For the children who are able to attend school, access is still impeded: overcrowded classes and lack of material, which consequently affects children’s ability to concentrate and perform. Most of the children have lost years of education. The number of teachers is insufficient – with up to 100 students per teacher – which has resulted in children having to attend school in shifts. Moreover, teachers are not equipped to adequately support children who have been out of school for a very long time and, throughout this time, been exposed to trauma.
Temporary learning spaces in 330 schools
Terre des hommes decided in agreement with the Iraqi Ministry of Education, to implement temporary learning spaces in schools across the Salah al-Din (SAD) and Kirkuk governorates.
In order to target zones and schools with the largest needs, and to ensure mediation with the communities, the program was designed in collaboration with headmasters and teachers at school level, the District of Education at district and governorate levels as well as the Ministry of Education at a national level. In September, Terre des hommes carried out an assessment of 200 schools, and subsequently rolled out the distribution of more than a thousand Better Shelter units, which were set up during the months of September and October. The learning spaces were equipped with desks, chairs, a white board, fire extinguishers and electricity connections.
Today, 150,000 students receive primary education through the program, in 1,152 Better Shelter units which have been implemented in 330 schools, with an average of 450 students per school.
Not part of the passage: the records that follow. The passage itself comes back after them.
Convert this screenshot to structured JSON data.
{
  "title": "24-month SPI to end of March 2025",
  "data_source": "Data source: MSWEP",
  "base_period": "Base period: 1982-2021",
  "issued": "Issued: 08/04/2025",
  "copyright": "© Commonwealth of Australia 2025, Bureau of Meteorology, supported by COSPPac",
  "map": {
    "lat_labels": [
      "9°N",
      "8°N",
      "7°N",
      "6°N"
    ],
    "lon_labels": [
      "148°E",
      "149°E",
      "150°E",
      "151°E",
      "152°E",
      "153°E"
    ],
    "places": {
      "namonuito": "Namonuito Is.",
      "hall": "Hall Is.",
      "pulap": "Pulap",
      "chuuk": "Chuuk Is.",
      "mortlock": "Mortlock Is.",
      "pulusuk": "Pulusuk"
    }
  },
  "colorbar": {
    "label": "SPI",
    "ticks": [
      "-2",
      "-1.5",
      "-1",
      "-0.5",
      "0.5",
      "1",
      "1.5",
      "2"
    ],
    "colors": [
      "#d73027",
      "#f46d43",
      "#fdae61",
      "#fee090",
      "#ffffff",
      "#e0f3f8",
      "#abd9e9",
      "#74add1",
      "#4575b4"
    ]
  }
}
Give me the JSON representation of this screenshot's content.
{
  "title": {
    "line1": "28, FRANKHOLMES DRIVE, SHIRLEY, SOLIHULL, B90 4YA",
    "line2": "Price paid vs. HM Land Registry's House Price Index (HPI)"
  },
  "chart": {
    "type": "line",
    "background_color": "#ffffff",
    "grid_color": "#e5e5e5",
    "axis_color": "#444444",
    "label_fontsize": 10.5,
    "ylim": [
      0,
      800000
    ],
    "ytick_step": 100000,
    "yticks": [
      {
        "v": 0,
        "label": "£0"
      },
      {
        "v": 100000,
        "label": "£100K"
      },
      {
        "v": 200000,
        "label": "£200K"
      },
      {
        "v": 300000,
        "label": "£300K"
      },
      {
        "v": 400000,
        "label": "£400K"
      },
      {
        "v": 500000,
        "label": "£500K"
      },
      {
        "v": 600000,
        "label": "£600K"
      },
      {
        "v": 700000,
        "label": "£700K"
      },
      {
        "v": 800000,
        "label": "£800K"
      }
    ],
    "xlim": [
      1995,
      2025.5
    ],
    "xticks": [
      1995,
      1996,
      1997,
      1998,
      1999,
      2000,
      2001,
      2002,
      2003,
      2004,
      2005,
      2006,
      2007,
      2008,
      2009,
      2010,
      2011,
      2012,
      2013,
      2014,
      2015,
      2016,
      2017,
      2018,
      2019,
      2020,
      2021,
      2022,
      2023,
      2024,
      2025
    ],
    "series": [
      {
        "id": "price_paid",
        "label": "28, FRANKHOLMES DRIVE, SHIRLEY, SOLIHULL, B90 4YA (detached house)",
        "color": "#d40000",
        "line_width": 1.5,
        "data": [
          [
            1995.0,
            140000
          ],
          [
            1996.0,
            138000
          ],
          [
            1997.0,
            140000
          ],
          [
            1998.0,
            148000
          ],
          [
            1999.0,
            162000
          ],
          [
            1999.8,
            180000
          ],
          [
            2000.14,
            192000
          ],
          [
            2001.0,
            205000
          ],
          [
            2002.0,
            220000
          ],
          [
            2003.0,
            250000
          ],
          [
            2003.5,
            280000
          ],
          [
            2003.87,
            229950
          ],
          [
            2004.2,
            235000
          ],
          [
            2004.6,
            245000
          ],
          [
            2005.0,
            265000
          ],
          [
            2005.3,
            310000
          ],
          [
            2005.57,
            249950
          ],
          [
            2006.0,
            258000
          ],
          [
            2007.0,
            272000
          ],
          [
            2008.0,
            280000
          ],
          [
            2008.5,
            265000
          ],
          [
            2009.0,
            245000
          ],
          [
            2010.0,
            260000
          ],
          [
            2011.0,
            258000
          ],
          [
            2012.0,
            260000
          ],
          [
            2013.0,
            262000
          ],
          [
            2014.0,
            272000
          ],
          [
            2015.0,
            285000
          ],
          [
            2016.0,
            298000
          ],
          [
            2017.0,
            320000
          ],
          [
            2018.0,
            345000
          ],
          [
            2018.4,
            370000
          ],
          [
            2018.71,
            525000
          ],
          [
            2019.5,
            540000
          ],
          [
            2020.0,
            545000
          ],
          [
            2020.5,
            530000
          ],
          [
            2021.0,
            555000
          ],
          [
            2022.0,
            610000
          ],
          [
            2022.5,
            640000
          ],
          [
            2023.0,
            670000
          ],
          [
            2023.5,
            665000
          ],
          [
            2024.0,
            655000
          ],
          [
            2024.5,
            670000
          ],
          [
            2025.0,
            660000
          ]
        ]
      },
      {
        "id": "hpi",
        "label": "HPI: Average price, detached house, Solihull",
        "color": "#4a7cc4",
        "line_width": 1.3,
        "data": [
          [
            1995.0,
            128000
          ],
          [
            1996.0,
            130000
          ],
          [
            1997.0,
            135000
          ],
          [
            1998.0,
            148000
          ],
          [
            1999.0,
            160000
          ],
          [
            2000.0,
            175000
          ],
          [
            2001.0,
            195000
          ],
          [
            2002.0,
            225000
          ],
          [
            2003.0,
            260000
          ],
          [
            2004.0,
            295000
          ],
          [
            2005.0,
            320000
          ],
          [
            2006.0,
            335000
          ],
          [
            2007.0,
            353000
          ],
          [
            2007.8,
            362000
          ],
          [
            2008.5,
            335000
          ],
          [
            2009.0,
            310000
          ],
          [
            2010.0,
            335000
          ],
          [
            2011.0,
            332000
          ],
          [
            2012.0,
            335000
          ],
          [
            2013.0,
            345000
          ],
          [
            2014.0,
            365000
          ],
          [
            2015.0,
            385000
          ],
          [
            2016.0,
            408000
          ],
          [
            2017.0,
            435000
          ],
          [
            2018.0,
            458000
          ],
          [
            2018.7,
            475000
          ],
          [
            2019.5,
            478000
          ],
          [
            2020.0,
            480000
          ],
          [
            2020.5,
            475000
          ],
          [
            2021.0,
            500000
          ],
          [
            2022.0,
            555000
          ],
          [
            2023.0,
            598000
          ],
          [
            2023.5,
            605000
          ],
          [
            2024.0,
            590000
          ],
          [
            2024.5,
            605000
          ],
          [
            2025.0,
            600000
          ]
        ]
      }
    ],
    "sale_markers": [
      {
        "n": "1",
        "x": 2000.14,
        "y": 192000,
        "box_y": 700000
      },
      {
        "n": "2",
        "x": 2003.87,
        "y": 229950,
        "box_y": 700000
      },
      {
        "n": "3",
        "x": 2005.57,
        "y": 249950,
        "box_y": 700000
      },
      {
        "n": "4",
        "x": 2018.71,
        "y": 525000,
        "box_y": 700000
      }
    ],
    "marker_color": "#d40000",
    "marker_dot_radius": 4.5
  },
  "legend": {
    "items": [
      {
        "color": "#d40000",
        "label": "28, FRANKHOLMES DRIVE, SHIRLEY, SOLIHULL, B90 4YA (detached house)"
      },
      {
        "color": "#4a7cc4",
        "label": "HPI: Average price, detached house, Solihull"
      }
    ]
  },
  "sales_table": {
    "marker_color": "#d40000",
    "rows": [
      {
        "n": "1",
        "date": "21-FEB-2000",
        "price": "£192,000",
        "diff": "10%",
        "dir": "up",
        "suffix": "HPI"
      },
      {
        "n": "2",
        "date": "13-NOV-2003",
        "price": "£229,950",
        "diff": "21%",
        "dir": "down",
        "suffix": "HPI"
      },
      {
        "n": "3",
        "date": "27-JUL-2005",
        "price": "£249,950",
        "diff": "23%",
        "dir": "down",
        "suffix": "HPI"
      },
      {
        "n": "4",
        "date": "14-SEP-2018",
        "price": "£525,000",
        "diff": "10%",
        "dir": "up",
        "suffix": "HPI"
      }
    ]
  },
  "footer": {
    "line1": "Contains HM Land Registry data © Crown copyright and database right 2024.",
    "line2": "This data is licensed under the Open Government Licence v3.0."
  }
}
“Better Shelter has been a large and satisfying project, and the impact it had was truly motivating” said, Sara Faiek, a Better Shelter Supervisor. “The project made a real impact on education in rural remote areas. These are areas in which schools had fallen into a state of disrepair or were badly damaged during the war against ISIL, and as a result were overcrowded or children were unable to attend school. The installation of Better Shelter classrooms enabled a healthy learning environment for the students and increased the number of students being able to be enrolled at each school.”
The project was partly financed through generous donations by Borealis, UPS Foundation and private donors through the crowdsourcing platform www.respekt.net.